Please refer to the SimpleIndex Wiki for details on how to configure these options.
- SimpleIndex.com – Zone OCR
- SimpleIndex.com – Dynamic OCR
- SimpleOCR.com – OCR Guide
- SimpleIndex Wiki – OCR
- SimpleIndex Wiki – OCR Options
- SimpleIndex Wiki – Zone OCR
- SimpleIndex Wiki – Full Page OCR
- SimpleIndex Wiki – Zones & OCR Settings
- SimpleIndex Wiki – OCR to Field
- SimpleIndex Wiki – OCR Text View
- SimpleIndex Wiki – Template & Dictionary Matching OCR
- SimpleIndex Wiki – OMR and OCR Document Separation
Yes. On the OCR step of the Job Settings Wizard you can select the text output format need in the “Full-page OCR file type” drop down.
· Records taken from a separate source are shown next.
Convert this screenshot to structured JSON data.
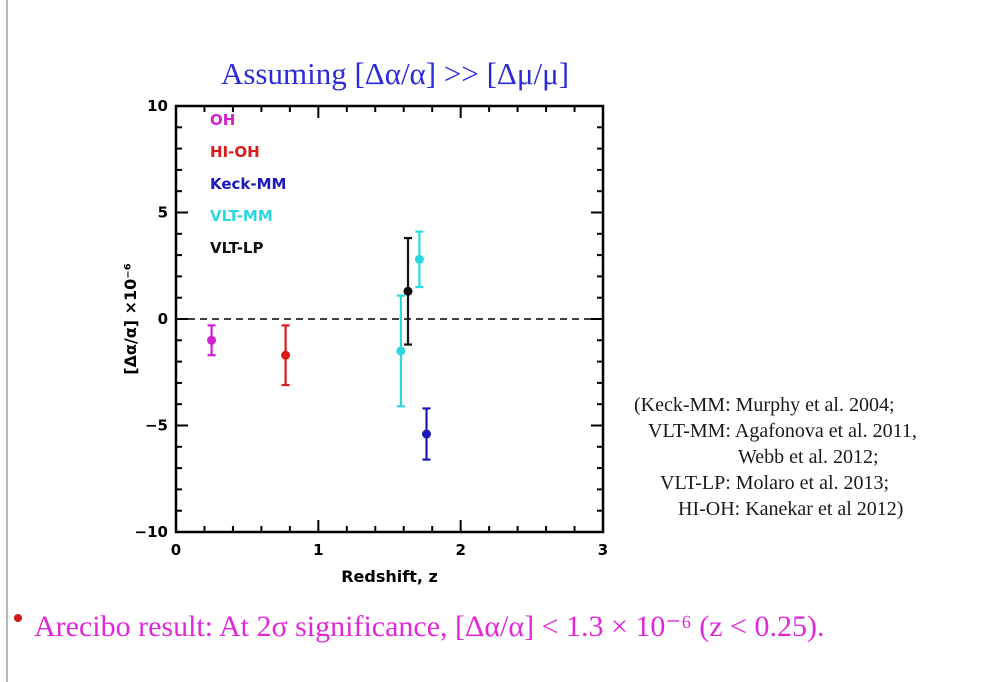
{
  "slide": {
    "title": "Assuming [Δα/α] >> [Δμ/μ]",
    "title_color": "#2b2bd8",
    "references": [
      "(Keck-MM: Murphy et al. 2004;",
      "VLT-MM: Agafonova et al. 2011,",
      "Webb et al. 2012;",
      "VLT-LP: Molaro et al. 2013;",
      "HI-OH: Kanekar et al 2012)"
    ],
    "bottom_text": "Arecibo result: At 2σ significance, [Δα/α]  <  1.3 × 10⁻⁶    (z < 0.25).",
    "bottom_color": "#e028d8"
  },
  "chart_data": {
    "type": "scatter",
    "xlabel": "Redshift, z",
    "ylabel": "[Δα/α] ×10⁻⁶",
    "xlim": [
      0,
      3
    ],
    "ylim": [
      -10,
      10
    ],
    "xticks": [
      0,
      1,
      2,
      3
    ],
    "yticks": [
      -10,
      -5,
      0,
      5,
      10
    ],
    "grid": false,
    "reference_line": {
      "y": 0,
      "style": "dashed"
    },
    "legend_position": "top-left",
    "series": [
      {
        "name": "OH",
        "color": "#d020d0",
        "points": [
          {
            "x": 0.25,
            "y": -1.0,
            "err": 0.7
          }
        ]
      },
      {
        "name": "HI-OH",
        "color": "#dd1a1a",
        "points": [
          {
            "x": 0.77,
            "y": -1.7,
            "err": 1.4
          }
        ]
      },
      {
        "name": "Keck-MM",
        "color": "#1a1ab8",
        "points": [
          {
            "x": 1.76,
            "y": -5.4,
            "err": 1.2
          }
        ]
      },
      {
        "name": "VLT-MM",
        "color": "#2cd8e0",
        "points": [
          {
            "x": 1.58,
            "y": -1.5,
            "err": 2.6
          },
          {
            "x": 1.71,
            "y": 2.8,
            "err": 1.3
          }
        ]
      },
      {
        "name": "VLT-LP",
        "color": "#111111",
        "points": [
          {
            "x": 1.63,
            "y": 1.3,
            "err": 2.5
          }
        ]
      }
    ]
  }
}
By default it is set to PDF, but can be changed to Text (txt), Word (docx), Rich Text (rtf), Open Office (odt), Excel (xlsx), PowerPoint (pptx), ePub Zip (epub), FictionBook (fb2), HTML (htm), XML (xml) or Alto XML (alto.xml).
If the output file type is set to PDF, OCR text will be embedded as hidden text in the PDF file.
Yes, it can. You can configure this setting in the Job Settings Wizard by going to the OCR step and checking “Enable full-page OCR”. There are many settings in the OCR step that you can used to customize the output and recognition of images.
SimpleIndex has two different OCR engines (Standard and Professional) that can be used to produced PDF Image + Text files or Searchable PDFs.